If you are a teenage boy or young man from northern Marseille, you risk dying long before the age of 65.
Fifteen young men, mostly from the city's northern districts, have been shot dead this year as part of a war for the lucrative franchise to sell drugs - mostly cannabis and cocaine - to the people from the wealthier parts of the city and the suburbs.
In fact, there have been almost as many killings of young men in the first nine months of 2012 as in the whole of last year. Proportionally, Marseille (population 800,000), now has almost as many drug-related murders as New York (population 8,000,000). Eyeing the issues, the French Government has announced emergency action this month to stop the city, which will be the "European capital of culture" from January, from claiming the title of the European capital of youth murder.
Earlier this month, Samia Ghali, the Mayor of the 15th and 16th arrondissements of Marseille, which embrace most of the poor northern districts, detonated a verbal bombshell.
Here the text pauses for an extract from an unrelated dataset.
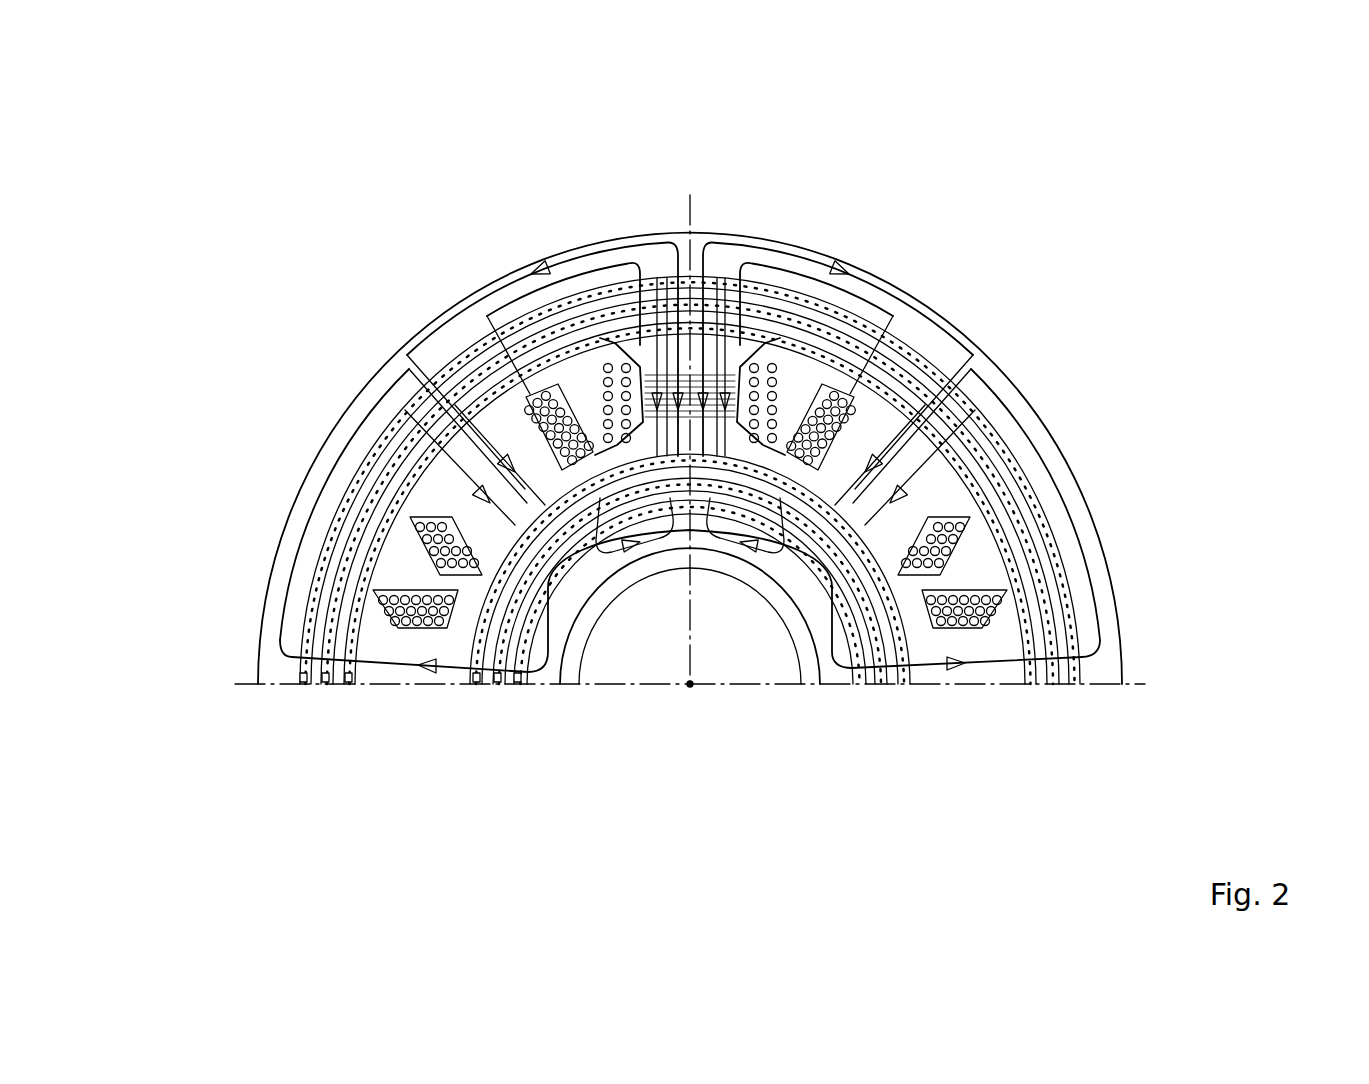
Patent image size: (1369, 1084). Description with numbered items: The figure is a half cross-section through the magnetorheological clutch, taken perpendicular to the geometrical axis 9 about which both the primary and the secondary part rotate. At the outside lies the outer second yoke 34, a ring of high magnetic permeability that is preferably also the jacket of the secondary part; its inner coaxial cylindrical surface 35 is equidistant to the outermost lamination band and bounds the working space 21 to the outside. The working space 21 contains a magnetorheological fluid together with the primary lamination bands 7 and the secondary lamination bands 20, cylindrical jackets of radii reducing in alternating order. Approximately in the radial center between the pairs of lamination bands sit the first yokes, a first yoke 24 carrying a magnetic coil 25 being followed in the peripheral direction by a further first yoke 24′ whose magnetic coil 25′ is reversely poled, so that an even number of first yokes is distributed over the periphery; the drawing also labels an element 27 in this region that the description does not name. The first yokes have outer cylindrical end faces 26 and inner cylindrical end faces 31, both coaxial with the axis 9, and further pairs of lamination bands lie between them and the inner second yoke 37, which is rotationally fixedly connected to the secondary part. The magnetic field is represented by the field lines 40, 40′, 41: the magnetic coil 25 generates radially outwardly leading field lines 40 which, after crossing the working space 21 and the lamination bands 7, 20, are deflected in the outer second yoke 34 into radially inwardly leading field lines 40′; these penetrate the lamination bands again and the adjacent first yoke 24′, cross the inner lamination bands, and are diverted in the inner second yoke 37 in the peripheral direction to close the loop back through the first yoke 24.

She said that the drug-related violence in northern Marseille had become so extreme that only the army could defeat it.
She called on the Government to deploy troops to confiscate the cheap automatic weapons flowing in from the Balkans and North Africa and to interrupt a drug trade which is, she says, conducted with impunity.
Ghali, a child of northern Marseilles like soccer stars Zinedine Zidane and Eric Cantona, admits that her proposal was mostly a "cry of alarm".
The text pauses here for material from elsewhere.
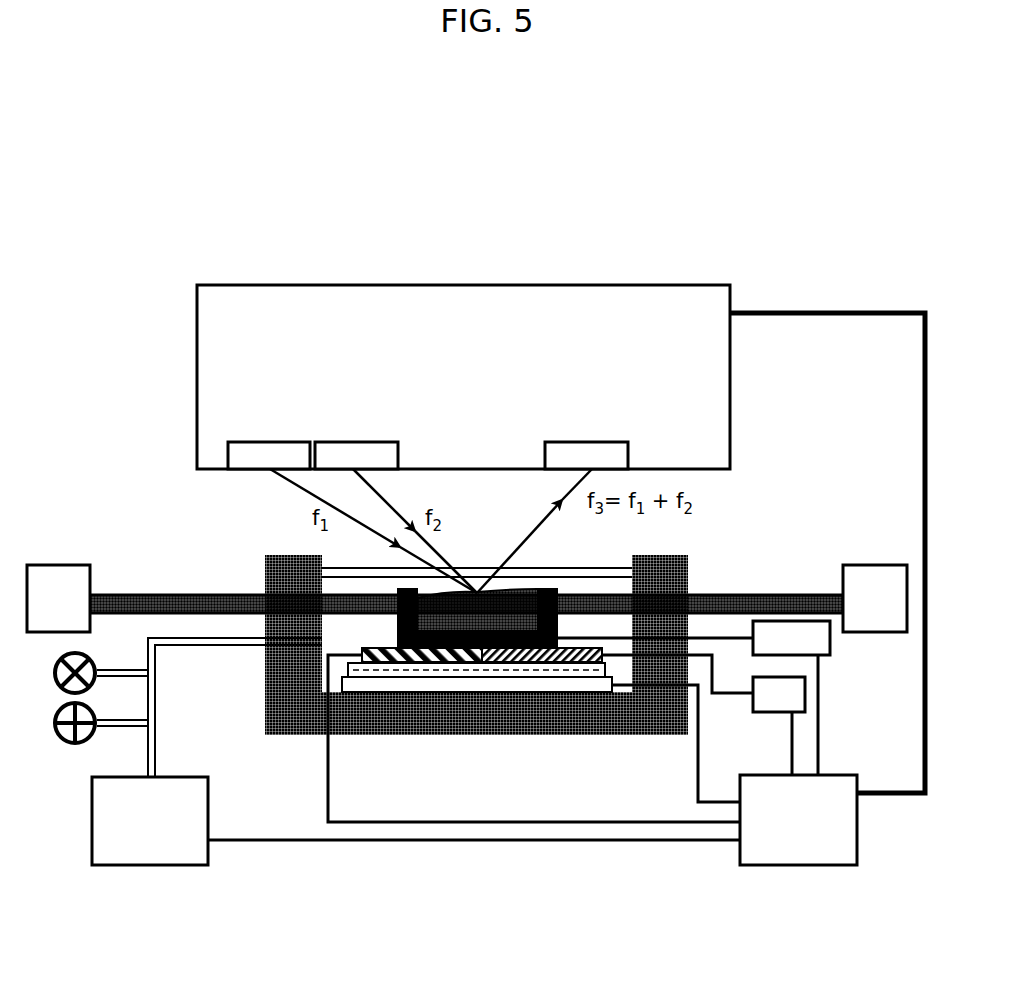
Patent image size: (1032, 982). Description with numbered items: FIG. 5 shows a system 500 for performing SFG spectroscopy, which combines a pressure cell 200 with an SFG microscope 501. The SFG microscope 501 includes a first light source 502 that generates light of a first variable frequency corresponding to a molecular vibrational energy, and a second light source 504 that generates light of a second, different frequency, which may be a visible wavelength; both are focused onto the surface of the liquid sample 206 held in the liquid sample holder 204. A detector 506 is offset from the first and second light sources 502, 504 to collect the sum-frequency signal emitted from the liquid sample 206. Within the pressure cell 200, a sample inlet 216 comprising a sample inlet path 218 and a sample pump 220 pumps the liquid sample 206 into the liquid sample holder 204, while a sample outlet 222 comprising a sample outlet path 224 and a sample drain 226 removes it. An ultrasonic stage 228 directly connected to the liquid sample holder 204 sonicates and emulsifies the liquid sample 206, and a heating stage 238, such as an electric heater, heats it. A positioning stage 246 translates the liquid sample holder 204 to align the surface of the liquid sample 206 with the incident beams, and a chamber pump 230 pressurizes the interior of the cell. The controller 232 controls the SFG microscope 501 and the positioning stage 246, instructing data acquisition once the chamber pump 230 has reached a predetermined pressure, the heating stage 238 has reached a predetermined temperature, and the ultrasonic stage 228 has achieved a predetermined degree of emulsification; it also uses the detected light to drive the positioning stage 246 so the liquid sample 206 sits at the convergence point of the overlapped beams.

Back in the busy, friendly centre of Marseille I met Laurent Gaudon, a lawyer who has represented families of the victims.
Marseille has always had gangland killings, Gaudon said. "This is the city of the French Connection."
Ghali's call for military intervention was dismissed as absurd by local and national politicians of left and right. It was, all the same, hugely successful. Within days, the Government had drawn up an action plan to "rescue Marseille". The Interior Minister, Manuel Valls, and Justice Minister, Christiane Taubira, were in the city last week to set up a new "priority security zone" in the northern districts. There are to be 230 extra police officers and - for the first time in any French city other than Paris - a proper city police chief or "Prefect de Police".
The Prime Minister, Jean-Marc Ayrault, has also promised the city the political and economic weight it needs to become a thriving "Mediterranean metropolis". He might begin by trying to dissolve the boundary between first and third worlds which begins at Bougainville metro station.
The dark side of Marseille
800,000 population
2nd largest city in France. Located on the southeast coast. The country's largest commercial port
26 per cent of people in Marseille live below the poverty line, against 15 per cent nationally
15 men, mostly from northern districts, shot dead in the city's drug wars
300 Kalashnikovs reportedly intercepted in the city this year.